Several retailers have already received letters requesting that they either cough up or turn the music off.
PRS for Music, one of the organizations responsible for collecting fees and royalties for recording artists in the UK, has started to target game retailers' demo units. PRS claims that if a unit runs a demo that uses licensed music, then it counts as a public performance and the store needs a license.
A number of independent retailers have reported receiving letters from PRS demanding that they pay for the music that their demo units play. The cost for a license is between £140 and £465, depending on the size of the retailer, although as the music is part of a demonstration, it does qualify for a 30% discount.
PRS' head of corporate communications, Barney Hooper, said that with a proper license, retailers would be able to play whatever music they liked, whether from a demo unit, or some other source like a CD or a radio. If retailers didn't want to get a license, or couldn't afford one, Hooper suggested that they mute the sound on their demo units, so that there was no music to worry about. Hooper admitted, however, that it would be tricky to properly monitor the situation.
Demo units aren't a new idea, and it seems a little strange that PRS is only just noticing that music comes out of them.
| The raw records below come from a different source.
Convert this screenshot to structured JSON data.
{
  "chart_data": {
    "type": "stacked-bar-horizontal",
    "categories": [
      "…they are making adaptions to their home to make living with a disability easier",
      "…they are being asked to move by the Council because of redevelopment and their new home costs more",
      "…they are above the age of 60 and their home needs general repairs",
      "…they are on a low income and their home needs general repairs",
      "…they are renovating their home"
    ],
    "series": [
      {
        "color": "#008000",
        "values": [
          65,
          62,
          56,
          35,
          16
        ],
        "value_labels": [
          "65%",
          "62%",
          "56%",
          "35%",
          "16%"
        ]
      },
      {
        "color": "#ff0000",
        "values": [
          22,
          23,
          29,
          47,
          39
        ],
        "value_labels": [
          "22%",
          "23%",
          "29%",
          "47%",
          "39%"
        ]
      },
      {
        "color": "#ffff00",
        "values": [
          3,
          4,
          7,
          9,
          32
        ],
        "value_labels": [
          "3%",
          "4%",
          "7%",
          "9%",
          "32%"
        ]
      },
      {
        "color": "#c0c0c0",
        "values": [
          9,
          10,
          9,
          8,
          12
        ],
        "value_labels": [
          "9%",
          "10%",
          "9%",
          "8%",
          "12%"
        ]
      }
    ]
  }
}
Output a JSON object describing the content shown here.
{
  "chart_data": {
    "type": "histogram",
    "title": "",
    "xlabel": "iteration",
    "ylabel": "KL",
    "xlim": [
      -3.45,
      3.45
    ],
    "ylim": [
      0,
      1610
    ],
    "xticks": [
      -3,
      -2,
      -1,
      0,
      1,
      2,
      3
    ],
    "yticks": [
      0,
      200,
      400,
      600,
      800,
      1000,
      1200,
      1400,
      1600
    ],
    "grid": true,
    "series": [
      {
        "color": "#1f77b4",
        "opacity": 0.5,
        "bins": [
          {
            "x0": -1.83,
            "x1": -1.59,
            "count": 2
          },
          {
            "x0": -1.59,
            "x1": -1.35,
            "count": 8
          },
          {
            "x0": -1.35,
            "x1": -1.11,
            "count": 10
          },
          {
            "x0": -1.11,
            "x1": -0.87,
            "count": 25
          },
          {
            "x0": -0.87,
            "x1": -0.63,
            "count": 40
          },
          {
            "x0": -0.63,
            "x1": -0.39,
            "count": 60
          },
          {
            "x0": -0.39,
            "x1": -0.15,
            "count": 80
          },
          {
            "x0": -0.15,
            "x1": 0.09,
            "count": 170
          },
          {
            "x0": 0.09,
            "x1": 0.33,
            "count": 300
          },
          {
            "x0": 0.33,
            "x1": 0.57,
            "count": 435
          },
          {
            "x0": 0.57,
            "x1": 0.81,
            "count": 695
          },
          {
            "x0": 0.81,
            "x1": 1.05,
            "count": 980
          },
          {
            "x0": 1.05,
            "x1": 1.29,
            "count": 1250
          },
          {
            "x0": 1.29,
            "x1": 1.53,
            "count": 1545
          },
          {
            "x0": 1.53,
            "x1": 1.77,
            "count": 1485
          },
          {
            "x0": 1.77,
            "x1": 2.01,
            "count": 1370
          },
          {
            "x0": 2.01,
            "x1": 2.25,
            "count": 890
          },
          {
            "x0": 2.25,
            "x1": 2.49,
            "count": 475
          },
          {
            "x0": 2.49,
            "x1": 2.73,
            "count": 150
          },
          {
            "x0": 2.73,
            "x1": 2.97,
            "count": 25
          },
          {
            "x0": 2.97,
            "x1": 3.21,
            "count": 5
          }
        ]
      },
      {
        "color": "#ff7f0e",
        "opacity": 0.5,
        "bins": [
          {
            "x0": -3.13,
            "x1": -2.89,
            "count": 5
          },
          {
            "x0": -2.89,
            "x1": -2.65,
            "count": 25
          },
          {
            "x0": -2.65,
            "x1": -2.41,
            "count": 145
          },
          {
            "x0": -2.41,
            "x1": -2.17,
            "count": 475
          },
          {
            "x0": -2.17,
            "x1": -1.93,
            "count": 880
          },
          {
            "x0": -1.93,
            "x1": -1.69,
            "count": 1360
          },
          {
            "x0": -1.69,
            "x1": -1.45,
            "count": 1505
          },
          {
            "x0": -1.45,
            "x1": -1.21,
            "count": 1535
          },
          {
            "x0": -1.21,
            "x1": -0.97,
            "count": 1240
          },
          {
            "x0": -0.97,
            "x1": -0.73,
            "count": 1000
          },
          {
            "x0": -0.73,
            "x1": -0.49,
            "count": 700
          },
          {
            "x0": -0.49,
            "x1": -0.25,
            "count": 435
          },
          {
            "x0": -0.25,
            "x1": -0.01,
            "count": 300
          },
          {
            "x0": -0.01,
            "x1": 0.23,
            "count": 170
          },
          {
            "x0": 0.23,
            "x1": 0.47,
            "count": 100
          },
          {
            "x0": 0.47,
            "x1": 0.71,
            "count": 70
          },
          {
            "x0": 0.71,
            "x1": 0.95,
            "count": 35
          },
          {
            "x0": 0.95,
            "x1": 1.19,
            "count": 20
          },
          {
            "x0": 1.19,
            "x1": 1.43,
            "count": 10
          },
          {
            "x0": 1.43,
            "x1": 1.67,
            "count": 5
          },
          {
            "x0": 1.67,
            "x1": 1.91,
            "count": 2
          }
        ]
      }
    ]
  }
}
That's not to say that PRS is doing anything it shouldn't be; as Hooper said, it's not an easy situation to monitor, and many of the larger retail chains will likely already have licenses.
This could be another blow to independent retailers in the UK, who are already struggling to compete against retail chains and supermarkets. If this is something that is enforceable by PRS - which is not guaranteed, as the organization has made mistakes in the past - then it makes demo units less attractive, either because they suddenly cost a lot more, or because they have to sit in silence. It's not the sort of thing that's going to bring a store down by itself, but it certainly doesn't help the smaller operators compete.